Furry Friends

Harper's Bazaar Stars Takashi Murakami's Monsters

The Superflat artist's fantastical creatures pose alongside model Angela Lindvall for Harper's Bazaar's December/January issue.

Jason Schmidt for Harper’s BAZAAR

For its latest issue, Harper’s Bazaar teamed up with Superflat artist Takashi Murakami. Murakami’s fantastical monsters—from his film Jellyfish Eyes—modeled alongside model Angela Lindvall for a shoot in Los Angeles. The group—which featured "8 Eyes," who resembles a defalted inner-tube, a Strawberry Shortcake-style "Kurage-Bo," and a Where-The-Wild-Things-Are-Meets-Furby "Luxor"—ordered In-and-Out burgers, sampled snow cones, and relaxed poolside at The Standard. All in a day’s work for Murakami, who makes a cameo appearance at the fast-food hot spot (he ordered the cheeseburger and fries, his favorite).

Murakami has already reached cult status in his native Japan with his anime, manga, and childhood imagination-inspired portfolio of paintings, cartoons, and sculptures. In 2002, Marc Jacobs commissioned Murakami to design a line of handbags for Louis Vuitton, and in 2007, he created the cover art for Kanye West’s Graduation album.

In April, Murakami released his film Jellyfish Eyes, inspired by “a manga called GeGeGe no Kitaro” from the 1960s. Based on a Japanese folklore about a spirit-monster who lived in a graveyard, the manga, said Murakami, “accidentally formed the basis for the rest of [his] life.” Out of all the characters Murakami has created, he refers to Oval, a dejected outcast summoned to earth by scientists against his will, as his favorite because “basically he is my self-portrait.”

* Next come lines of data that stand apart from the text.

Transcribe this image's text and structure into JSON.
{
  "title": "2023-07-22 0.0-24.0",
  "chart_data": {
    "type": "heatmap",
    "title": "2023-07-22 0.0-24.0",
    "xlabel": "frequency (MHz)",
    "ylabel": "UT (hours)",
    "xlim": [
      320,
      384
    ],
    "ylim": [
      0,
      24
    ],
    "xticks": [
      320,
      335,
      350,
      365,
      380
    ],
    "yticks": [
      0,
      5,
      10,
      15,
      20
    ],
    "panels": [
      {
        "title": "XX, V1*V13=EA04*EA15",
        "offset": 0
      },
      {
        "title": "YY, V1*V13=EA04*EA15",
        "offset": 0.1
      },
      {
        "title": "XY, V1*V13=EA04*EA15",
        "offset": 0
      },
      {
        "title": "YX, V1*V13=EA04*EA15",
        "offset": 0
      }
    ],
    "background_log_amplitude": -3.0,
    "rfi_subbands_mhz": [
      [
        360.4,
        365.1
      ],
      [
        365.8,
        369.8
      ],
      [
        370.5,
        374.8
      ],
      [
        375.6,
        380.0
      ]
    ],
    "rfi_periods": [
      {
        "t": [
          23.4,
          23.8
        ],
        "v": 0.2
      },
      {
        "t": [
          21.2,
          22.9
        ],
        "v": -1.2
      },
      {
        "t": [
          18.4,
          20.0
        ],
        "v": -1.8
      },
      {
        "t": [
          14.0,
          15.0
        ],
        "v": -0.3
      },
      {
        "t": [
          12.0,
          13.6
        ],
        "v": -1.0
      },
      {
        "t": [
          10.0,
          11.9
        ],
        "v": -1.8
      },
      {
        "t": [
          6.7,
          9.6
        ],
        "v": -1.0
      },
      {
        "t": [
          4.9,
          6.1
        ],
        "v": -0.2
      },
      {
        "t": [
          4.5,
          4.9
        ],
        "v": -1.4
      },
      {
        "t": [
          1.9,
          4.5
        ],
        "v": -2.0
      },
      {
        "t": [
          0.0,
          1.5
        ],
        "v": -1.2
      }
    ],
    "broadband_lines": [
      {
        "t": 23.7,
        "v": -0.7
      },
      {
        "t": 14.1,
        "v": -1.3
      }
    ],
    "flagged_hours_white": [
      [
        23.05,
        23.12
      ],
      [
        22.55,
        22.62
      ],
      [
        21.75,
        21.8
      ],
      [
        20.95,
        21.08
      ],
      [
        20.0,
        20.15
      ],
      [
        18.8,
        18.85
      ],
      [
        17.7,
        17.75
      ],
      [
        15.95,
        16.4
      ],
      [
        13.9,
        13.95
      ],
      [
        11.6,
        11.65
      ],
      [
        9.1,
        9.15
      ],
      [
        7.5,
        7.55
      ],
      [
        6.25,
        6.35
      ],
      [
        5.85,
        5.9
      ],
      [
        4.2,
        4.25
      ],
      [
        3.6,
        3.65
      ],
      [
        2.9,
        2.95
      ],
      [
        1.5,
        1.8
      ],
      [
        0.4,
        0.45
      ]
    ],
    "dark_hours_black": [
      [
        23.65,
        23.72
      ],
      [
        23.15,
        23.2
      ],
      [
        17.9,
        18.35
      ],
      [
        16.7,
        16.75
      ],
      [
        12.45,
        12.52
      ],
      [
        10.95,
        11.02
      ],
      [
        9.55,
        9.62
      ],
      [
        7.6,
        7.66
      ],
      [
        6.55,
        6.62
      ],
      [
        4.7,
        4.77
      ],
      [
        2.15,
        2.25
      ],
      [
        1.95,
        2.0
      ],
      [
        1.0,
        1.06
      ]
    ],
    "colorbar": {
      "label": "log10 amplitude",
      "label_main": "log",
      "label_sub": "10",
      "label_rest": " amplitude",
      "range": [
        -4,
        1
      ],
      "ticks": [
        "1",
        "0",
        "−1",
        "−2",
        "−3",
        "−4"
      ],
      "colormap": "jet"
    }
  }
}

Murakami dropped plenty of clues about his future plans in the interview with executive editor Laura Brown, including: "The Jellyfish Eyes Part 2," a dream collaboration with Vans (or Marc Jacobs, if he asked again) and a “sweet comedy [film] about death.” Most ominous were Murakami’s musings on the Big Apple: “It’s about time I stirred things up in New York again, something I haven’t done in a while.” We’re waiting, Murakami.